Preoperative 'Chemoradiation' for Stages II and III Rectal Carcinoma

Author Affiliations

From the Departments of Surgery (Drs Stryker, Ujiki, and Poticha), Radiation Oncology (Dr Kiel), Biometrics (Dr Rademaker), and Medicine (Dr Shaw), Northwestern University Medical School, Chicago, Ill.

Arch Surg. 1996;131(5):514-519. doi:10.1001/archsurg.1996.01430170060012

Objective:  To determine whether preoperative administration of combination chemotherapy and external beam irradiation ("chemoradiation") for patients with stage II or stage III rectal carcinoma had an impact on perioperative morbidity or oncologic outcome, as compared with patients not receiving preoperative chemoradiation.

Design:  A group of patients with stage II or stage III rectal carcinoma receiving preoperative chemoradiation were followed up prospectively and compared in a nonrandomized fashion with an inception cohort group of similar patients.

Setting:  Northwestern Memorial Hospital, Chicago, Ill, a tertiary care academic medical center.

Patients:  Thirty patients with rectal carcinoma undergoing preoperative chemoradiation were compared with 56 patients not undergoing preoperative chemoradiation, and also with a subset group of 24 patients who received standard postoperative adjuvant chemoradiation.

Intervention:  External beam radiation, 45 to 50 Gy, was delivered concurrently with fluorouracil and mitomycin 4 to 8 weeks prior to surgical resection.

Main Outcome Measures:  Patients were followed up at regular intervals for either tumor recurrence or death. In addition, the group receiving preoperative chemoradiation was evaluated for major perioperative morbidity.
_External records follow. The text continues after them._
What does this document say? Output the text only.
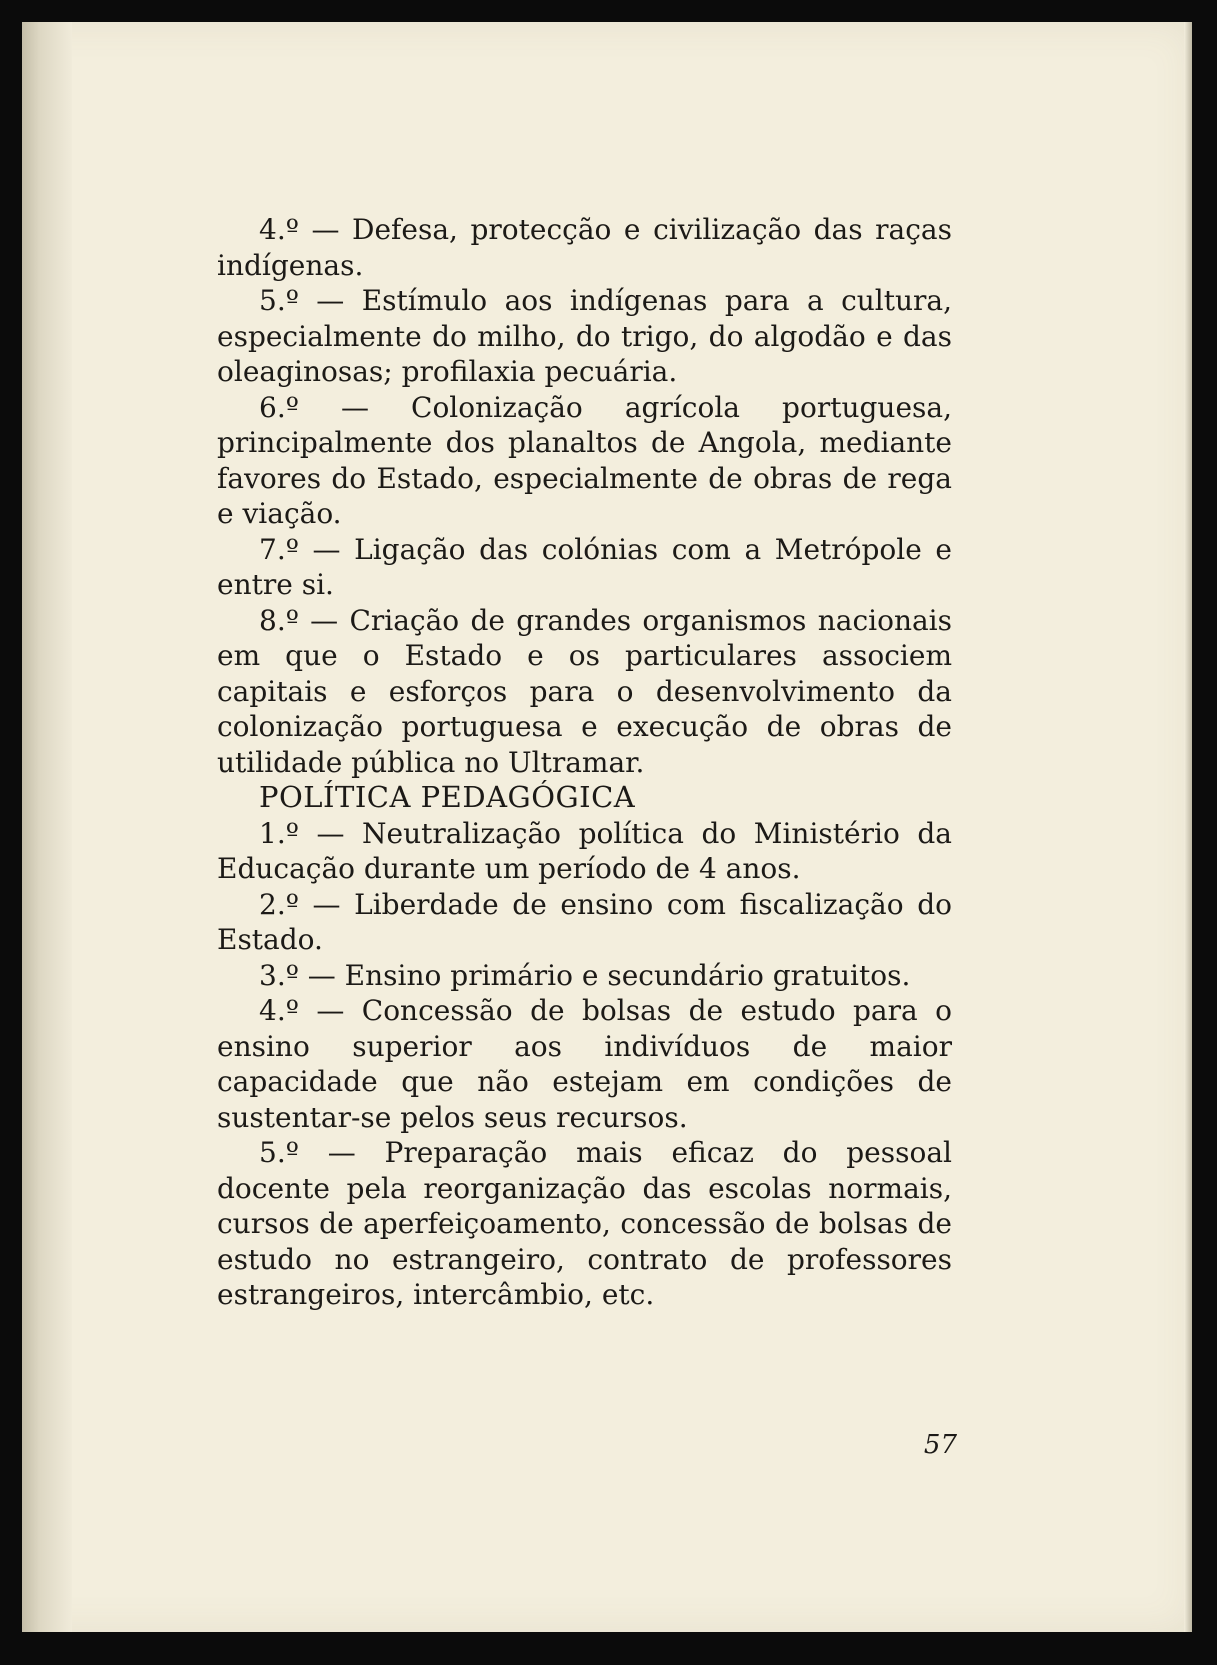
4.º — Defesa, protecção e civilização das raças indígenas.

5.º — Estímulo aos indígenas para a cultura, especialmente do milho, do trigo, do algodão e das oleaginosas; profilaxia pecuária.

6.º — Colonização agrícola portuguesa, principalmente dos planaltos de Angola, mediante favores do Estado, especialmente de obras de rega e viação.

7.º — Ligação das colónias com a Metrópole e entre si.

8.º — Criação de grandes organismos nacionais em que o Estado e os particulares associem capitais e esforços para o desenvolvimento da colonização portuguesa e execução de obras de utilidade pública no Ultramar.

POLÍTICA PEDAGÓGICA

1.º — Neutralização política do Ministério da Educação durante um período de 4 anos.

2.º — Liberdade de ensino com fiscalização do Estado.

3.º — Ensino primário e secundário gratuitos.

4.º — Concessão de bolsas de estudo para o ensino superior aos indivíduos de maior capacidade que não estejam em condições de sustentar-se pelos seus recursos.

5.º — Preparação mais eficaz do pessoal docente pela reorganização das escolas normais, cursos de aperfeiçoamento, concessão de bolsas de estudo no estrangeiro, contrato de professores estrangeiros, intercâmbio, etc.

57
Results:  All patients agreeing to preoperative chemoradiation completed therapy. Perioperative major morbidity in this group (13%) was comparable to previously published results. Of the 56 patients with stage II or stage III rectal carcinoma not receiving preoperative chemoradiation, only 24 (43%) completed standard postoperative adjuvant chemoradiation. Patients receiving preoperative chemoradiation (n=30), patients not receiving preoperative chemoradiation (n=56), and the subset of the group not receiving preoperative chemoradiation who completed standard postoperative chemoradiation (n=24) were followed up for a mean of 39 months, 31 months, and 32 months, respectively. Five-year actuarial local control rates were 96%, 83%, and 88%, respectively. Disease-free survival rates were 80%, 57%, and 47%, respectively. Overall survival rates were 85%, 48%, and 78%, respectively.

Conclusions:  Preoperative chemoradiation in the treatment of stage II or stage III rectal carcinoma is well tolerated and not associated with an increase in subsequent perioperative major morbidity. In addition, local control, disease-free survival, and overall survival compare favorably with a nonrandomized inception cohort group of patients receiving standard postoperative adjuvant chemoradiation.(Arch Surg. 1996;131:514-519)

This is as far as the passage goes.